La travailleuse de rang relève de l’organisme Au cœur des familles agricoles (ACFA) qui apporte la formation, l’administration et la gestion. L’OBNL, explique le directeur général, René Beauregard, existe depuis 2003. Il a pour objectif d’aider les agriculteurs. L’ACFA, ajoute-t-il, se positionne comme aide et référence en milieu agricole et fournit un soutien qui varie selon l’urgence de la demande. L’organisme vise à créer des conditions propices à une meilleure qualité de vie pour les agriculteurs. Il est axé sur la cellule familiale. Présentement, l’ACFA compte 5 travailleurs de rang sous son aile et travaille avec deux autres en partenariat.

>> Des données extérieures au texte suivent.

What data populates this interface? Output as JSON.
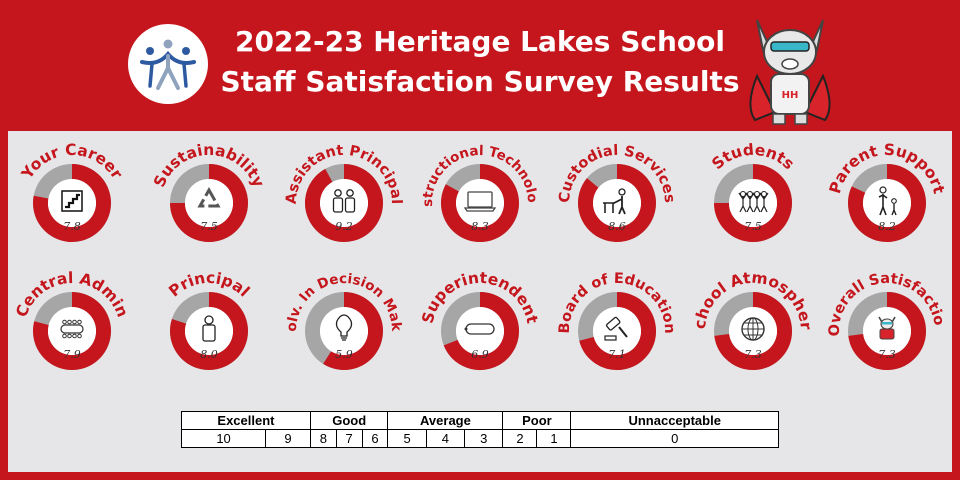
{
  "header": {
    "title_line1": "2022-23 Heritage Lakes School",
    "title_line2": "Staff Satisfaction Survey Results"
  },
  "colors": {
    "accent": "#c4161c",
    "ring_empty": "#a6a6a6",
    "panel": "#e6e6e8",
    "logo_blue": "#2d5aa0"
  },
  "chart_data": {
    "type": "pie",
    "max": 10,
    "items": [
      {
        "label": "Your Career",
        "value": 7.8,
        "icon": "stairs-icon"
      },
      {
        "label": "Sustainability",
        "value": 7.5,
        "icon": "recycle-icon"
      },
      {
        "label": "Assistant Principal",
        "value": 9.2,
        "icon": "two-people-icon"
      },
      {
        "label": "Instructional Technology",
        "value": 8.3,
        "icon": "laptop-icon"
      },
      {
        "label": "Custodial Services",
        "value": 8.6,
        "icon": "custodian-icon"
      },
      {
        "label": "Students",
        "value": 7.5,
        "icon": "students-icon"
      },
      {
        "label": "Parent Support",
        "value": 8.2,
        "icon": "parent-child-icon"
      },
      {
        "label": "Central Admin",
        "value": 7.9,
        "icon": "meeting-table-icon"
      },
      {
        "label": "Principal",
        "value": 8.0,
        "icon": "person-icon"
      },
      {
        "label": "Involv. In Decision Making",
        "value": 5.9,
        "icon": "lightbulb-icon"
      },
      {
        "label": "Superintendent",
        "value": 6.9,
        "icon": "pill-icon"
      },
      {
        "label": "Board of Education",
        "value": 7.1,
        "icon": "gavel-icon"
      },
      {
        "label": "School Atmosphere",
        "value": 7.3,
        "icon": "globe-icon"
      },
      {
        "label": "Overall Satisfaction",
        "value": 7.3,
        "icon": "mascot-icon"
      }
    ]
  },
  "scale": {
    "categories": [
      {
        "label": "Excellent",
        "span": 2
      },
      {
        "label": "Good",
        "span": 3
      },
      {
        "label": "Average",
        "span": 3
      },
      {
        "label": "Poor",
        "span": 2
      },
      {
        "label": "Unnacceptable",
        "span": 1
      }
    ],
    "values": [
      "10",
      "9",
      "8",
      "7",
      "6",
      "5",
      "4",
      "3",
      "2",
      "1",
      "0"
    ]
  }
}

M.Beauregard mentionne que plus de 60 % de la clientèle sont des hommes et 70 % des interventions sont menées auprès des producteurs laitiers. Selon ce dernier, les problèmes rencontrés sont multifactoriels, mais ceux d’ordre financier constituent la goutte qui fait ressortir tous les problèmes refoulés. « Le producteur, il va demander de l’aide quand il est rendu au bout. Rendu là, il faut lui donner toute l’aide possible », de conclure M. Beauregard.